PROJECT SUMMARY Candida albicans is both a commensal component of the normal human microbial flora and an important human pathogen. Although the commensal niches occupied by C. albicans are primarily limited to the gastrointestinal and genitourinary tracts, candidal disease, in contrast, can involve a wide range of organ systems including kidney, spleen, liver, heart, eye, the central nervous system, and skin/mucosae. As such, C. albicans is a versatile pathogen that adapts to a wide range of physiologically diverse environments within the human host. Understanding the systems that facilitate this adaptation is central to developing detailed mechanistic models of C. albicans pathogenesis and could inform the identification of new therapeutic approaches to candidiasis. To date, C. albicans transcription factors (TF) are the best characterized components of this system, due in part to the availability of comprehensive sets of TF deletion mutants. In contrast, upstream regulators of C. albicans physiology such as protein kinases (PK) have not been systematically studied to the same extent. To address this knowledge gap, the long-term goal of our project is to systematically characterize the role of PKs in C. albicans pathobiology. As a first step toward this goal, we propose to: 1) generate and validate a barcoded set of homozygous and heterozygous C. albicans PK deletion mutants using a transient CRISPR/Cas9 strategy; 2) Systematically characterize the PK deletion mutants in two murine model of candidiasis and two virulence relevant in vitro processes: biofilm and hyphae formation; 3) Identify and characterize the network of PK-TF pairs that regulate biofilm and hyphae formation using genetic interaction analysis. Successful completion of these aims will provide a useful genetic resource for the research community, provide the first systematic functional characterization of C. albicans PKs in vivo and in vitro, and set the stage for subsequent in-depth analyses of the genetic networks regulated by C. albicans PKs.

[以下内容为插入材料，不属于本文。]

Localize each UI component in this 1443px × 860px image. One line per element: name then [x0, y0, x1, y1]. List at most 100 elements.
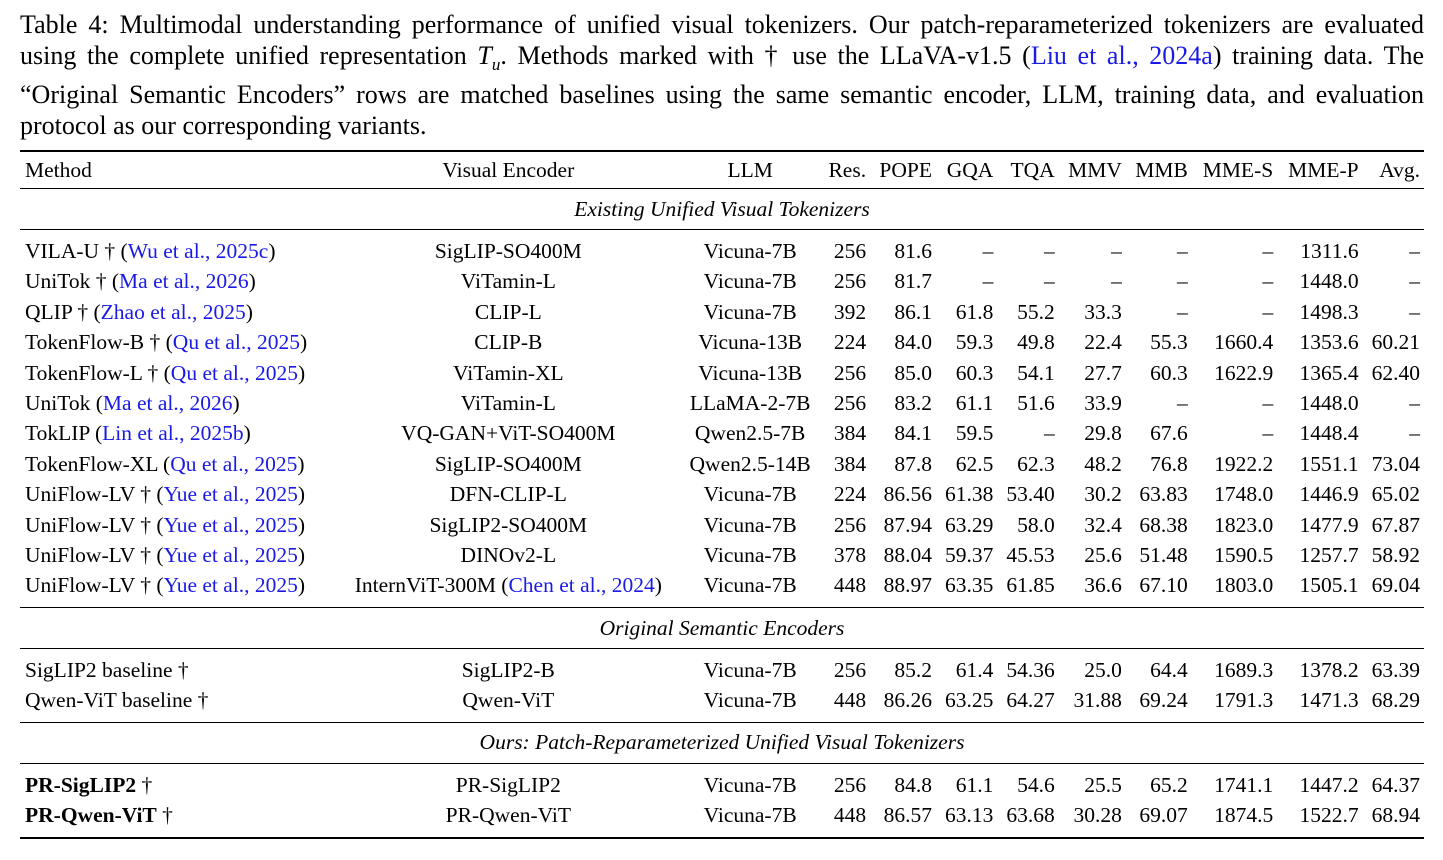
- visual-encoder-cell: VQ-GAN+ViT-SO400M: [401, 421, 616, 446]
- table-row: UniFlow-LV † (Yue et al., 2025) DFN-CLIP-…: [20, 479, 1424, 509]
- value-cell: 69.24: [1139, 688, 1188, 713]
- citation-link[interactable]: Wu et al., 2025c: [127, 239, 269, 263]
- value-cell: 86.57: [883, 803, 932, 828]
- method-label: SigLIP2 baseline †: [25, 657, 189, 682]
- value-cell: 1498.3: [1299, 299, 1359, 324]
- citation-link[interactable]: Lin et al., 2025b: [102, 421, 244, 446]
- value-cell: 76.8: [1150, 451, 1188, 476]
- citation-close: ): [297, 360, 306, 385]
- visual-encoder-cell: ViTamin-L: [460, 391, 556, 416]
- method-label: TokenFlow-B † (: [25, 330, 173, 355]
- value-cell: 1505.1: [1299, 573, 1359, 598]
- citation-link[interactable]: Yue et al., 2025: [163, 573, 298, 598]
- citation-link[interactable]: Ma et al., 2026: [102, 391, 233, 416]
- value-cell: 1477.9: [1299, 512, 1359, 537]
- method-cell: UniFlow-LV † (Yue et al., 2025): [20, 510, 337, 540]
- citation-close: ): [297, 451, 305, 476]
- method-cell: TokenFlow-XL (Qu et al., 2025): [20, 449, 337, 479]
- value-cell: 63.39: [1371, 657, 1420, 682]
- section-header-row: Existing Unified Visual Tokenizers: [20, 188, 1424, 230]
- caption-suffix: ) training data. The “Original Semantic …: [20, 40, 1424, 140]
- method-cell: PR-Qwen-ViT †: [20, 800, 337, 830]
- value-cell: 83.2: [894, 391, 932, 416]
- llm-cell: LLaMA-2-7B: [689, 391, 811, 416]
- value-cell: 1551.1: [1299, 451, 1359, 476]
- citation-link[interactable]: Qu et al., 2025: [170, 360, 298, 385]
- value-cell: 32.4: [1084, 512, 1122, 537]
- citation-close: ): [232, 391, 240, 416]
- citation-close: ): [299, 330, 308, 355]
- value-cell: –: [1262, 421, 1274, 446]
- value-cell: 36.6: [1084, 573, 1122, 598]
- caption-math-symbol: Tu: [477, 40, 501, 74]
- citation-link[interactable]: Yue et al., 2025: [163, 482, 298, 507]
- citation-link[interactable]: Qu et al., 2025: [170, 451, 298, 476]
- value-cell: 1446.9: [1299, 482, 1359, 507]
- llm-cell: Vicuna-7B: [703, 772, 797, 797]
- method-cell: VILA-U † (Wu et al., 2025c): [20, 236, 337, 266]
- value-cell: 81.6: [894, 239, 932, 263]
- table-row: Qwen-ViT baseline † Qwen-ViT Vicuna-7B 448 8…: [20, 685, 1424, 715]
- visual-encoder-cell: SigLIP-SO400M: [434, 239, 582, 263]
- citation-link[interactable]: Ma et al., 2026: [119, 269, 249, 294]
- section-title: Ours: Patch-Reparameterized Unified Visu…: [20, 722, 1424, 764]
- method-label: UniFlow-LV † (: [25, 543, 164, 568]
- value-cell: 256: [833, 512, 867, 537]
- encoder-citation-link[interactable]: Chen et al., 2024: [508, 573, 655, 598]
- value-cell: 55.3: [1150, 330, 1188, 355]
- table-row: PR-Qwen-ViT † PR-Qwen-ViT Vicuna-7B 448 86.5…: [20, 800, 1424, 830]
- value-cell: 60.21: [1371, 330, 1420, 355]
- value-cell: 33.3: [1084, 299, 1122, 324]
- value-cell: –: [1043, 421, 1055, 446]
- value-cell: 1874.5: [1214, 803, 1274, 828]
- value-cell: –: [982, 269, 994, 294]
- llm-cell: Vicuna-7B: [703, 573, 797, 598]
- visual-encoder-cell: SigLIP2-SO400M: [429, 512, 588, 537]
- caption-citation-link[interactable]: Liu et al., 2024a: [1030, 40, 1213, 70]
- citation-link[interactable]: Yue et al., 2025: [163, 543, 298, 568]
- caption-middle: . Methods marked with † use the LLaVA-v1…: [500, 40, 1031, 70]
- section-title: Existing Unified Visual Tokenizers: [20, 188, 1424, 230]
- header-method: Method: [20, 150, 337, 189]
- header-mme-s: MME-S: [1191, 150, 1278, 189]
- value-cell: 1922.2: [1214, 451, 1274, 476]
- table-row: SigLIP2 baseline † SigLIP2-B Vicuna-7B 256 8…: [20, 655, 1424, 685]
- value-cell: 54.1: [1017, 360, 1055, 385]
- value-cell: 1448.4: [1299, 421, 1359, 446]
- header-llm: LLM: [679, 150, 821, 189]
- llm-cell: Vicuna-7B: [703, 657, 797, 682]
- llm-cell: Vicuna-7B: [703, 239, 797, 263]
- visual-encoder-cell: SigLIP-SO400M: [434, 451, 582, 476]
- value-cell: 256: [833, 772, 867, 797]
- citation-link[interactable]: Zhao et al., 2025: [100, 299, 246, 324]
- citation-link[interactable]: Qu et al., 2025: [172, 330, 300, 355]
- value-cell: 61.85: [1006, 573, 1055, 598]
- value-cell: 86.26: [883, 688, 932, 713]
- value-cell: –: [1043, 269, 1055, 294]
- method-name: PR-SigLIP2: [25, 772, 137, 797]
- method-label: Qwen-ViT baseline †: [25, 688, 209, 713]
- visual-encoder-cell: DINOv2-L: [460, 543, 557, 568]
- value-cell: 30.2: [1084, 482, 1122, 507]
- method-cell: UniTok † (Ma et al., 2026): [20, 266, 337, 296]
- value-cell: 86.56: [883, 482, 932, 507]
- method-label: UniFlow-LV † (: [25, 573, 164, 598]
- value-cell: 64.27: [1006, 688, 1055, 713]
- table-row: PR-SigLIP2 † PR-SigLIP2 Vicuna-7B 256 84.8 61…: [20, 770, 1424, 800]
- value-cell: 224: [833, 330, 867, 355]
- spacer-row: [20, 830, 1424, 839]
- value-cell: 1748.0: [1214, 482, 1274, 507]
- value-cell: 68.29: [1371, 688, 1420, 713]
- table-body: Existing Unified Visual Tokenizers VILA-U…: [20, 188, 1424, 839]
- llm-cell: Vicuna-7B: [703, 269, 797, 294]
- header-mmv: MMV: [1058, 150, 1126, 189]
- value-cell: 87.94: [883, 512, 932, 537]
- table-caption: Table 4: Multimodal understanding perfor…: [20, 10, 1424, 141]
- value-cell: 1353.6: [1299, 330, 1359, 355]
- citation-close: ): [297, 543, 306, 568]
- method-label: TokLIP (: [25, 421, 103, 446]
- value-cell: 256: [833, 657, 867, 682]
- value-cell: –: [1262, 391, 1274, 416]
- value-cell: 61.4: [955, 657, 994, 682]
- citation-link[interactable]: Yue et al., 2025: [163, 512, 298, 537]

项目摘要 白色念珠菌既是正常人类微生物菌群的共同成分，又是重要的 人病原体。尽管白色念珠菌所占据的共生壁细分市场主要限于 相比之下 包括肾脏，脾，肝脏，心脏，眼睛，中枢神经系统和皮肤/粘膜在内的系统。因此，C。 白色唱片是一种多功能的病原体，可适应多种生理上不同的环境 人类主持人。了解促进这种适应的系统对于开发详细的系统至关重要 白色念珠菌发病机理的机械模型，可以告知新治疗的鉴定 念珠菌病的方法。迄今为止，白色念珠菌的转录因子（TF）是最好的特征 该系统的组成部分，部分是由于全面的TF缺失突变体的可用性。在 对比，白色念珠菌生理学的上游调节剂，例如蛋白激酶（PK） 系统地研究了同一程度。为了解决这个知识差距，我们项目的长期目标是 系统地表征PK在白色念珠菌病理生物学中的作用。作为实现这一目标的第一步，我们 提议：1）生成和验证一组纯合子和杂合子白色念珠菌PK缺失 使用瞬态CRISPR/CAS9策略的突变体； 2）系统地表征PK缺失突变体 两种念珠菌病的鼠模型和两个在体外过程中相关的毒力：生物膜和菌丝形成； 3） 识别和表征使用遗传来调节生物膜和菌丝形成的PK-TF对网络 相互作用分析。这些目标的成功完成将为 研究界，提供了体内白色念珠菌PK的第一个系统功能表征 体外，为随后的白色念珠菌PKS调节的遗传网络进行了深入的分析奠定了基础。